An Introduction to ProtoDash — An Algorithm to Better Understand Datasets and Machine Learning Models

Published in

Towards Data Science

5 min readNov 5, 2020

This post has been written in the hope you will discover a new way to explore and sample your data.

To understand our data, we start with descriptive analytics, slicing and dicing in search of expected and interesting patterns. We might then look for clusters; in text data, these might represent be topics, whilst for customers, these might be personas or cohorts.

Alternatively, we may wish to find other examples within our data that are similar to a subset we are interested in.

ProtoDash can be used to support these activities by selecting representative examples within the data.

What is ProtoDash?

The ProtoDash algorithm was created through a collaboration between Amazon and IBM Research. It is a method for selecting prototypical examples that capture the underlying distribution of a dataset. It also weights each prototype to quantify how well it represents the data.

ProtoDash requires three key inputs: the dataset you want to explain, the dataset you want to select prototypical explanations from, and the number of prototypes to select.

One of the key benefits of ProtoDash is that it is designed to find diverse prototypes, examples that reflect the dataset in different ways, to give a more complete picture.

Once the initial prototype — the most typical data point — is discovered, the algorithm will search for a second prototype. Whilst it is again looking for an example with common behaviors, it is also trying to ensure new characteristics are discovered, that the second prototype differs from the first. This search continues until it finds the number of prototypes requested.

Use Cases

ProtoDash for Subset Selection

By using ProtoDash as designed, you can discover examples in one dataset that best represent the distribution of another. This can be very useful when you want to target customers for a particular product based upon prior customers, or retrospectively understand the impact of an event.

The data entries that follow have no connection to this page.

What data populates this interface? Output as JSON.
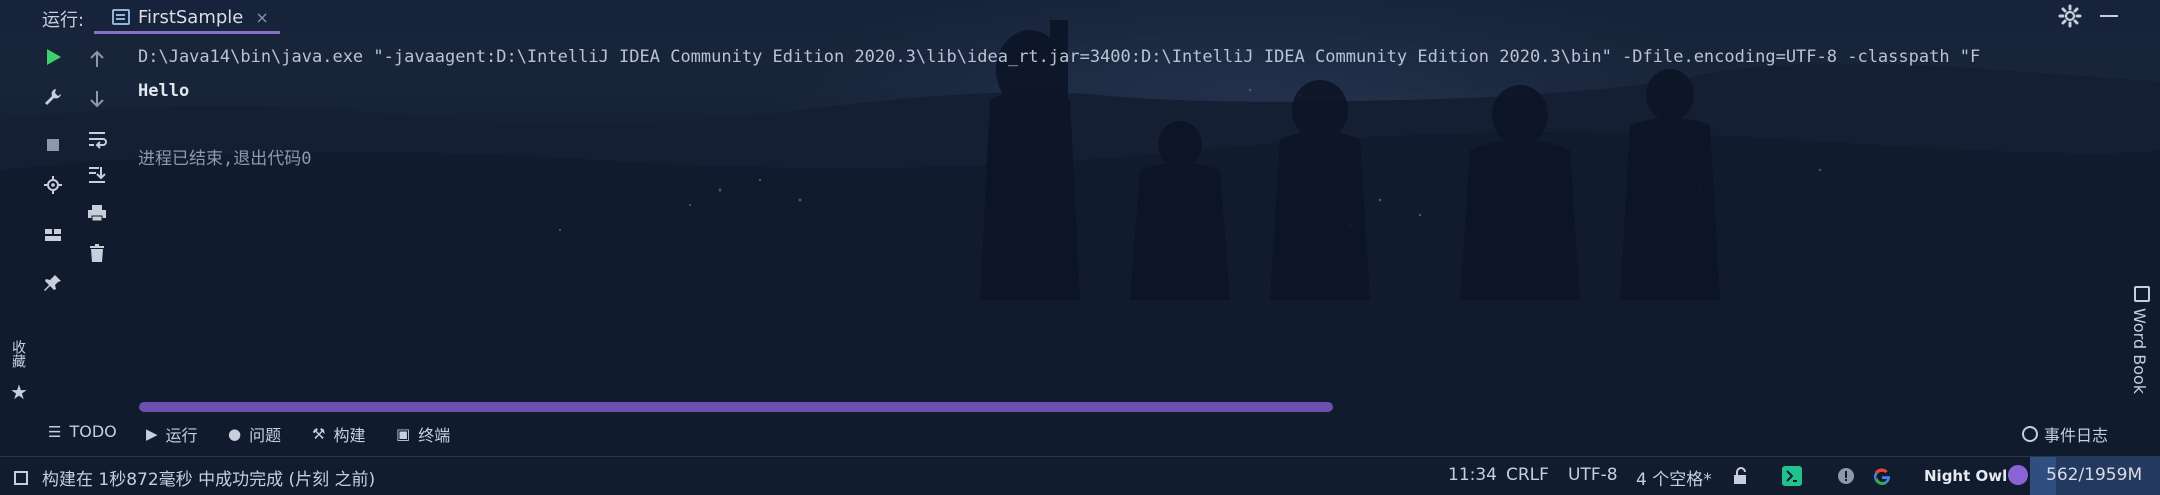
{
  "run_label": "运行:",
  "tab": {
    "title": "FirstSample",
    "close": "×"
  },
  "console": {
    "command": "D:\\Java14\\bin\\java.exe \"-javaagent:D:\\IntelliJ IDEA Community Edition 2020.3\\lib\\idea_rt.jar=3400:D:\\IntelliJ IDEA Community Edition 2020.3\\bin\" -Dfile.encoding=UTF-8 -classpath \"F",
    "output": "Hello",
    "exit": "进程已结束,退出代码0"
  },
  "left_toolbar": [
    "run-icon",
    "wrench-icon",
    "stop-icon",
    "debug-settings-icon",
    "layout-icon",
    "pin-icon"
  ],
  "right_toolbar": [
    "arrow-up-icon",
    "arrow-down-icon",
    "soft-wrap-icon",
    "scroll-to-end-icon",
    "print-icon",
    "trash-icon"
  ],
  "favorites_label": "收藏",
  "word_book_label": "Word Book",
  "tool_windows": {
    "todo": "TODO",
    "run": "运行",
    "problems": "问题",
    "build": "构建",
    "terminal": "终端",
    "event_log": "事件日志"
  },
  "status": {
    "message": "构建在 1秒872毫秒 中成功完成 (片刻 之前)",
    "position": "11:34",
    "line_ending": "CRLF",
    "encoding": "UTF-8",
    "indent": "4 个空格*",
    "theme": "Night Owl",
    "memory": "562/1959M"
  },
  "colors": {
    "accent": "#8b6fc9",
    "run_green": "#3dd16b",
    "scrollbar": "#6e4fb0",
    "plugin_green": "#21c28b",
    "google_blue": "#4285f4",
    "theme_dot": "#8a63d6"
  }
}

For example, you may want to explore the effects of an action, such as “did receiving a marketing email impact sales?”. Since there are many other factors that influence sales, we would want to ensure that when comparing those that received the marketing email, the treatment group, and those that did not, the control group, have similar characteristics. To do this you would pass the treatment group as the dataset you wish to explain and the control group to find prototypes from.

ProtoDash for Explainable AI

If you pass only one data point as the dataset you want to explain, you are asking for prototypes in the second dataset that are most similar to this one example.

In order to trust machine learning models, we wish to better understand how they work. One of the key questions is “do similar examples get the same outcome?”. For example, if a loan was rejected, we may want to make sure that similar applicants were also rejected. If this is not the case, it might indicate the machine learning model is not behaving as expected.

By identifying similar examples using ProtoDash, you can evaluate if the machine learning model predictions from each are similar in ways that you would expect if it were working as desired.

ProtoDash for Segmentation

If you pass only one dataset to ProtoDash, indicating that prototypical explanations should be selected from the dataset you wish to be explained, the selected prototypes will summarize the underlying data distribution.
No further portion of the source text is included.